Cristina Mazzoni, author of the very cool, very new, She-Wolf: The Story of a Roman Icon, bids happy birthday to Rome – and explains how the she-wolf became a potent symbol over the course of the past 2,763 years.
On April 21, Rome’s birthday is celebrated; this year, it is the city’s 2763rd. Tradition tells that, on this day in 753 bce, twin brothers Romulus and Remus—descendants of the Trojan refugee Aeneas—decided to found their own city. When Romulus built his walls on the Palatine Hill, Remus mocked and jumped over them; Romulus, provoked, killed him and remained Rome’s sole founder. It is from him that the Eternal City takes its name, as we all know. (But do we? According to another legend, it was a Trojan woman, Rhome, who named the city: with the help of her women friends, she forced the refugees she traveled with—including her own husband—to settle at the bend of the Tiber River by burning their ships.)
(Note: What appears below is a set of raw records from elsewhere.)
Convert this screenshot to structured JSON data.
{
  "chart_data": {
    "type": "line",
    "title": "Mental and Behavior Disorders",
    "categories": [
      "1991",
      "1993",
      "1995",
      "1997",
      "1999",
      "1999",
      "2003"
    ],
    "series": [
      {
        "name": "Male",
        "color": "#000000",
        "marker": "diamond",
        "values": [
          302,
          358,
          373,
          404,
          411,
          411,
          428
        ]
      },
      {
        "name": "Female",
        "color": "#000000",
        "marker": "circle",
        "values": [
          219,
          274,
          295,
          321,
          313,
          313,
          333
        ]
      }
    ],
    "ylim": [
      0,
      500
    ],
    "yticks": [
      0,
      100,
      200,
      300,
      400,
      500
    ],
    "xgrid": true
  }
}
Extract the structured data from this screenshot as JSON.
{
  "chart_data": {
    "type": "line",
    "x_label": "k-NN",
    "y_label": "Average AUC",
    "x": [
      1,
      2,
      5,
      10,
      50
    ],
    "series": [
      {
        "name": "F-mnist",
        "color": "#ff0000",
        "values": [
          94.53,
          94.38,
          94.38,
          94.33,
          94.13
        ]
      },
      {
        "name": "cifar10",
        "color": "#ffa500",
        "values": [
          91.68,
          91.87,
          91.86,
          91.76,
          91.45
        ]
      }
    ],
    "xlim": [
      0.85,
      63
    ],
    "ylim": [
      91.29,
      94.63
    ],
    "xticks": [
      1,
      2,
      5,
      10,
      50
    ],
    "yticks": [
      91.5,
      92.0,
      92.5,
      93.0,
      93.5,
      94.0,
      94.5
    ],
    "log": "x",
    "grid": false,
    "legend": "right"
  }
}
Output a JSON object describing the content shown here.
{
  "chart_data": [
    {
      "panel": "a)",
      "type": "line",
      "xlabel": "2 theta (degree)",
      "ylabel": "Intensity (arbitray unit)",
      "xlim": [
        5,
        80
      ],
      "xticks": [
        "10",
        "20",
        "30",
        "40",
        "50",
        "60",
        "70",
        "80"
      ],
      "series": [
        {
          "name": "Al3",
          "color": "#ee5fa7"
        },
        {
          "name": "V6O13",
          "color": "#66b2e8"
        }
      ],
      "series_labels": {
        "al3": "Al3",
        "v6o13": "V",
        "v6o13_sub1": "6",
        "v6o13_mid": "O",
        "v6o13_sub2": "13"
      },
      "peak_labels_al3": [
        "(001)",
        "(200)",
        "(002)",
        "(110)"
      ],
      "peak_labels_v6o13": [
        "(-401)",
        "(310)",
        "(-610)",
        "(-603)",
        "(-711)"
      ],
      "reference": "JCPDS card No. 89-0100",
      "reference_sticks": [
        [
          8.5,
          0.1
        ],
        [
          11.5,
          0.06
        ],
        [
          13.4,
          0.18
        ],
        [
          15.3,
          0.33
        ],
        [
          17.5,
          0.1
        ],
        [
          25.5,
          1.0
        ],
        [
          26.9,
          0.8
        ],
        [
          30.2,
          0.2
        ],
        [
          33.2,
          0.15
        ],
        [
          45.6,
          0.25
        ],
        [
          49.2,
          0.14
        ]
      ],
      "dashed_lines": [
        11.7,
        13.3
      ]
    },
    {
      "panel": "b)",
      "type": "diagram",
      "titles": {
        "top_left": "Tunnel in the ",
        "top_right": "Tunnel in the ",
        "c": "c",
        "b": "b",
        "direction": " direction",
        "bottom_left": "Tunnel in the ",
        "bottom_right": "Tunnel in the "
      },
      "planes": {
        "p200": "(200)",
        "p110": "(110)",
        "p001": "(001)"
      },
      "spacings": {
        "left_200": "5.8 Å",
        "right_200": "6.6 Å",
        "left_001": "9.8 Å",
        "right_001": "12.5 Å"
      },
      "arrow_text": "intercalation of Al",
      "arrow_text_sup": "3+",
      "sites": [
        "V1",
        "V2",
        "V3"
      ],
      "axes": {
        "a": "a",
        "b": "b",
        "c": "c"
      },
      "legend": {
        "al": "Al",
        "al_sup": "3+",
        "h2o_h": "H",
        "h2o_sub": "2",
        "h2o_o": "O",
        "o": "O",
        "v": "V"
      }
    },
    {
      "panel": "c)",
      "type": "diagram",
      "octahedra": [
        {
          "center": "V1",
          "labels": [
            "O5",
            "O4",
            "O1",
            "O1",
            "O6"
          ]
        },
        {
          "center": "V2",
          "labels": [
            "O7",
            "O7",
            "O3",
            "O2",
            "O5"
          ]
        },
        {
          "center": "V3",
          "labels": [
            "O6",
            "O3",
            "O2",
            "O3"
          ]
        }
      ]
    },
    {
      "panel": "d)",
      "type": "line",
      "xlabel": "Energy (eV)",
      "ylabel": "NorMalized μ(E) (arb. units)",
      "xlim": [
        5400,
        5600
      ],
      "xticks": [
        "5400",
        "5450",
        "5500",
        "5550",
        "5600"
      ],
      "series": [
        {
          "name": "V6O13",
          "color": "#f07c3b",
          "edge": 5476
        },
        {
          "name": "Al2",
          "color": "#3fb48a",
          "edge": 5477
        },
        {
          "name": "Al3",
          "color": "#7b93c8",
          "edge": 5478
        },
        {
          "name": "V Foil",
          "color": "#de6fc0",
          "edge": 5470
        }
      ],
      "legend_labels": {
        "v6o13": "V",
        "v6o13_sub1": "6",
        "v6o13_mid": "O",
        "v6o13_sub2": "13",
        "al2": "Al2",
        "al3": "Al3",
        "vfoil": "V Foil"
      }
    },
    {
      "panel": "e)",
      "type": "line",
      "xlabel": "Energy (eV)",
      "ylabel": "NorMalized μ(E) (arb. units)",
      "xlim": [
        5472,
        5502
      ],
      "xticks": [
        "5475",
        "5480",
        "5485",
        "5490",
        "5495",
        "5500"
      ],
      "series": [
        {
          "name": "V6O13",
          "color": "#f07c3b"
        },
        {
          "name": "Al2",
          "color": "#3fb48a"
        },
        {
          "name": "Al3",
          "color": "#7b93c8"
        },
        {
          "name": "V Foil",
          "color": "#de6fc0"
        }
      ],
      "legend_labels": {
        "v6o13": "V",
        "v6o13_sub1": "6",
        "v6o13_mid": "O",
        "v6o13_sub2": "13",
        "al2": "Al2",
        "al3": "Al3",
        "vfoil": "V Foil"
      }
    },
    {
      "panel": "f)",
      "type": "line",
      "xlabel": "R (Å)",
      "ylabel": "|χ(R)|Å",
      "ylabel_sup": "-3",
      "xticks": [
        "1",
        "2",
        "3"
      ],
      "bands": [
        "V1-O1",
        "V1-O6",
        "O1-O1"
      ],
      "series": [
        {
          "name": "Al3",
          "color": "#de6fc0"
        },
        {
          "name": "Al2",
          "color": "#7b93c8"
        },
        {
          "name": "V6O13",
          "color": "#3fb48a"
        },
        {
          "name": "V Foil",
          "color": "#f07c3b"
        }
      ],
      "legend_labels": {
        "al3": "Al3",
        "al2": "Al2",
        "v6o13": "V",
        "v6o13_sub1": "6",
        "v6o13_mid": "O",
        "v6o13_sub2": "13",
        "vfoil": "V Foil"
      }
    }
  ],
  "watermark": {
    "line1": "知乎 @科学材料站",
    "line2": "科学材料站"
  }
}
April 21 celebrates the founding of a city born of the second most famous fratricide in the west. But the artistic representations of Rome’s birth rarely focus on Romulus building his walls, or on Remus ridiculing them—much less on the fratricide itself. Rather, the birth of Rome is almost always illustrated with a scene that took place some eighteen years earlier: A wild she-wolf nursing twin baby boys. Legend says that a female wolf—lupa, in Latin—rescued Romulus and Remus from the Tiber River where they had been abandoned by their great uncle (he had usurped his brother’s throne and feared his descendants’ revenge). The she-wolf, sent by the twins’ father Mars, suckled the babies until they were found by a herdsman. Once grown, Romulus and Remus returned Alba Longa’s throne to its rightful king before going on to found their own city.
Some accounts claim that the she-wolf was actually a woman, a prostitute in fact, because lupa in Latin means both she-wolf and whore. This bond between females of the human and the lupine species—based on allegedly shared traits such as insatiable lust and an aggressively protective motherliness—has inspired representations of the Roman nurse such as the Lavazza coffee ad pictured above: The she-wolf is a voracious, sexy woman, as well as a fiercely maternal one.
Popular she-wolf images are typically inspired by the best-known she-wolf: the Lupa Capitolina. For centuries this bronze statue belonged to the pope and marked Rome as his; but since 1870 especially, she has symbolized Rome’s secular politics. The fascist regime saw in the beast the indomitable and nationalistic spirit of the Italian people (it was Mussolini who declared April 21 a national holiday); but the Capitoline She-Wolf is also the symbol of the A.S. Roma soccer team, traditionally working class and politically leftist.
A beast full of contradictions, the Roman lupa is enduring precisely because of her ability not only to tell a lengthy and complicated story, such as the foundation of Rome, within a simple and compelling image; but also because this nursing beast embodies, in this same, simple shape, multiple perspectives and ideals: the Roman she-wolf is a protective mother, jealous of her own, and yet her lust makes her sexually available to anyone—as the wolf-clad woman in the coffee ad attests; she represents the most public and unique of events, the birth of Rome, even as she performs a private and recurring act—breastfeeding; she is the indigenous totem of the Roman people, and yet the babies she feeds are of uncertain genealogy: milk rather than blood, is what makes Romans who they are.
The she-wolf’s ultimate meaning is as hard to hold onto as the legendary beast herself, who slips away into the forest just as soon as she is found.